Mr. Souder. Because that may be part of the targeting risk
before they are into the heavy end of the criminal system.
Mr. Humble. We are funding a program that is trying to be a
model where they are taking juveniles who are already in the
system and putting them in. They get counseling and treatment
that is a part of that and they work their way through it. You
know, funding issues, again, how many can you work with? Well
with this group that we have, we have pretty good results, but
that is only a drop in the bucket compared to all of those that
are on probation.
Mr. Souder. I thank you for your time. We all agree that to
actually get somebody, there is two things. One, getting them
off the streets so they do not endanger other people and they
do not blow up the whole town of Burket, to use an example from
earlier today. And the second thing is that on an individual
basis in changing their lives, unless an individual makes a
commitment it is pretty tough to run through the prevention
treatment programs. The problem we have is we do not quite know
what triggers that moment. Sometimes it is purely voluntary
when they hit bottom, other times it is somebody from their
family. I had one kid come up to me at one school afterwards
and said a friend of mine committed suicide last night and I am
afraid it is going to happen to me. So all of a sudden he hit
bottom because of something that happened with his friend. It
is hard to tell. If I can quote this, one of the things I have
used as an example a lot of times because it was really
interesting because we had worked really hard in Noble County.

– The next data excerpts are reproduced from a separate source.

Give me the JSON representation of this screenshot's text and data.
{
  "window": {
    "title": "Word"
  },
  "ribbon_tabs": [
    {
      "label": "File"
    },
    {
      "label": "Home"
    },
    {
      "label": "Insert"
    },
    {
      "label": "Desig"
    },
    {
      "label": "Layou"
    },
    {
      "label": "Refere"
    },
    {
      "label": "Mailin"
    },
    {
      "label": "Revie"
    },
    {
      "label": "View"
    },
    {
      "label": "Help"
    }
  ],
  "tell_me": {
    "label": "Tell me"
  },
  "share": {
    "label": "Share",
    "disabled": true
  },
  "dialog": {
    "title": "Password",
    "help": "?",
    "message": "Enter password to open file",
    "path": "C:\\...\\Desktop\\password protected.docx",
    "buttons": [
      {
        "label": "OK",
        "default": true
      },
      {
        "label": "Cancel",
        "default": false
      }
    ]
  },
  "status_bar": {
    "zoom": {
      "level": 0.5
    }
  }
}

By the way, one thing I want to say for the record, part of the
reason Noble County's statistics may be a little different is
because Noble County knows they had a problem. They went after
their problem; therefore, their arrest rates, their testing
rates, the measurement of kids shows a problem that other
places in other counties--you know, hear no evil, see no evil
type of stuff. So I did not mean to pick on them.

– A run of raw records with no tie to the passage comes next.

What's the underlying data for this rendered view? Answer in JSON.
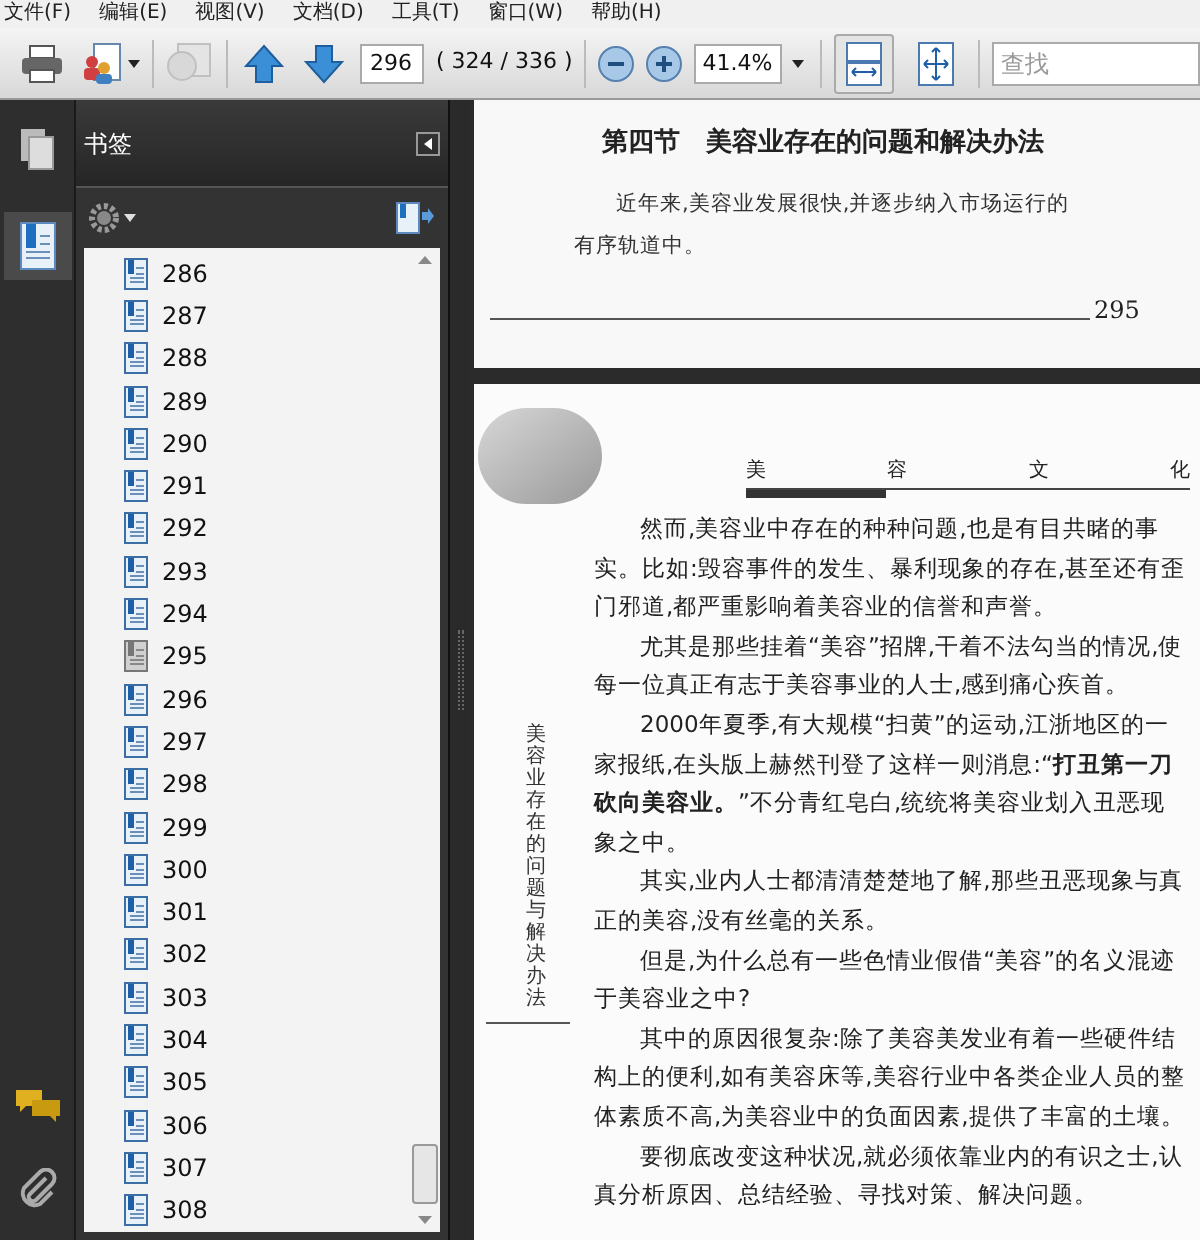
{
  "menu_bar": [
    "文件(F)",
    "编辑(E)",
    "视图(V)",
    "文档(D)",
    "工具(T)",
    "窗口(W)",
    "帮助(H)"
  ],
  "toolbar": {
    "page_input": "296",
    "page_count": "( 324 / 336 )",
    "zoom_input": "41.4%",
    "fit_width_selected": true,
    "fit_page_selected": false,
    "search": {
      "placeholder": "查找"
    }
  },
  "left_rail": [
    {
      "kind": "pages",
      "selected": false
    },
    {
      "kind": "bookmarks",
      "selected": true
    },
    {
      "kind": "comments",
      "selected": false
    },
    {
      "kind": "attachments",
      "selected": false
    }
  ],
  "bookmarks_panel": {
    "title": "书签",
    "items": [
      {
        "label": "286",
        "dimmed": false
      },
      {
        "label": "287",
        "dimmed": false
      },
      {
        "label": "288",
        "dimmed": false
      },
      {
        "label": "289",
        "dimmed": false
      },
      {
        "label": "290",
        "dimmed": false
      },
      {
        "label": "291",
        "dimmed": false
      },
      {
        "label": "292",
        "dimmed": false
      },
      {
        "label": "293",
        "dimmed": false
      },
      {
        "label": "294",
        "dimmed": false
      },
      {
        "label": "295",
        "dimmed": true
      },
      {
        "label": "296",
        "dimmed": false
      },
      {
        "label": "297",
        "dimmed": false
      },
      {
        "label": "298",
        "dimmed": false
      },
      {
        "label": "299",
        "dimmed": false
      },
      {
        "label": "300",
        "dimmed": false
      },
      {
        "label": "301",
        "dimmed": false
      },
      {
        "label": "302",
        "dimmed": false
      },
      {
        "label": "303",
        "dimmed": false
      },
      {
        "label": "304",
        "dimmed": false
      },
      {
        "label": "305",
        "dimmed": false
      },
      {
        "label": "306",
        "dimmed": false
      },
      {
        "label": "307",
        "dimmed": false
      },
      {
        "label": "308",
        "dimmed": false
      }
    ]
  },
  "page_top": {
    "title": "第四节　美容业存在的问题和解决办法",
    "paragraph": "近年来,美容业发展很快,并逐步纳入市场运行的有序轨道中。",
    "page_number": "295"
  },
  "page_main": {
    "header_chars": [
      "美",
      "容",
      "文",
      "化"
    ],
    "side_text": "美容业存在的问题与解决办法",
    "paragraphs": [
      "然而,美容业中存在的种种问题,也是有目共睹的事实。比如:毁容事件的发生、暴利现象的存在,甚至还有歪门邪道,都严重影响着美容业的信誉和声誉。",
      "尤其是那些挂着“美容”招牌,干着不法勾当的情况,使每一位真正有志于美容事业的人士,感到痛心疾首。",
      "2000年夏季,有大规模“扫黄”的运动,江浙地区的一家报纸,在头版上赫然刊登了这样一则消息:“**打丑第一刀砍向美容业。**”不分青红皂白,统统将美容业划入丑恶现象之中。",
      "其实,业内人士都清清楚楚地了解,那些丑恶现象与真正的美容,没有丝毫的关系。",
      "但是,为什么总有一些色情业假借“美容”的名义混迹于美容业之中?",
      "其中的原因很复杂:除了美容美发业有着一些硬件结构上的便利,如有美容床等,美容行业中各类企业人员的整体素质不高,为美容业中的负面因素,提供了丰富的土壤。",
      "要彻底改变这种状况,就必须依靠业内的有识之士,认真分析原因、总结经验、寻找对策、解决问题。"
    ]
  }
}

One of the things that is really interesting after a number
of years of working, I was speaking to East Noble High School
seniors and raised the question, because I am a big advocate of
drug testing, there should be drug testing. Immediately the
student council president started berating me, a civil
liberties question, we do not need to do this, etc. Another
person jumped all over my case. One student said that they had
been in an athletic program where there was testing required,
they basically got caught, were forced to confront their
parents and would have never gotten off drugs if somebody had
not held them accountable because nobody seemed to care. Then
somebody else said yes but everybody should not have to go
through this, blah, blah, blah, and another kid raised their
hand and defended the concept of drug testing and we went back
and forth. The superintendent and the principal both got me in
the hall and said East Noble is going to start a drug testing
program, all of which is kind of suspended right now with the
court decision. We are going to start a drug testing program
because every single kid who raised their hand has either been
counseled, arrested or we suspected had a drug abuse problem
and every kid who opposed it has never been on any watch list.
Backward from what people say, which kind of I think gets to
this question that some of them are just out there looking to
be held accountable and then others just are not prepared. It
is how to identify them and find them is our challenge and
prevention and treatment.
Meanwhile we thank not only those who are helping and
working with them, but those who are keeping the rest of us
safe as we work this through, not to mention their children and
families. Yes, we hope we can do more in prevention but
meantime protect the ones we can protect. We appreciate you
taking the risks of walking into homes not knowing what you are
going to do, not knowing what kind of retaliation the threats
that every prosecutor gets into
and the risks to your family and so on. We appreciate all that
you do in these kinds of things too.
With that, the subcommittee stands adjourned.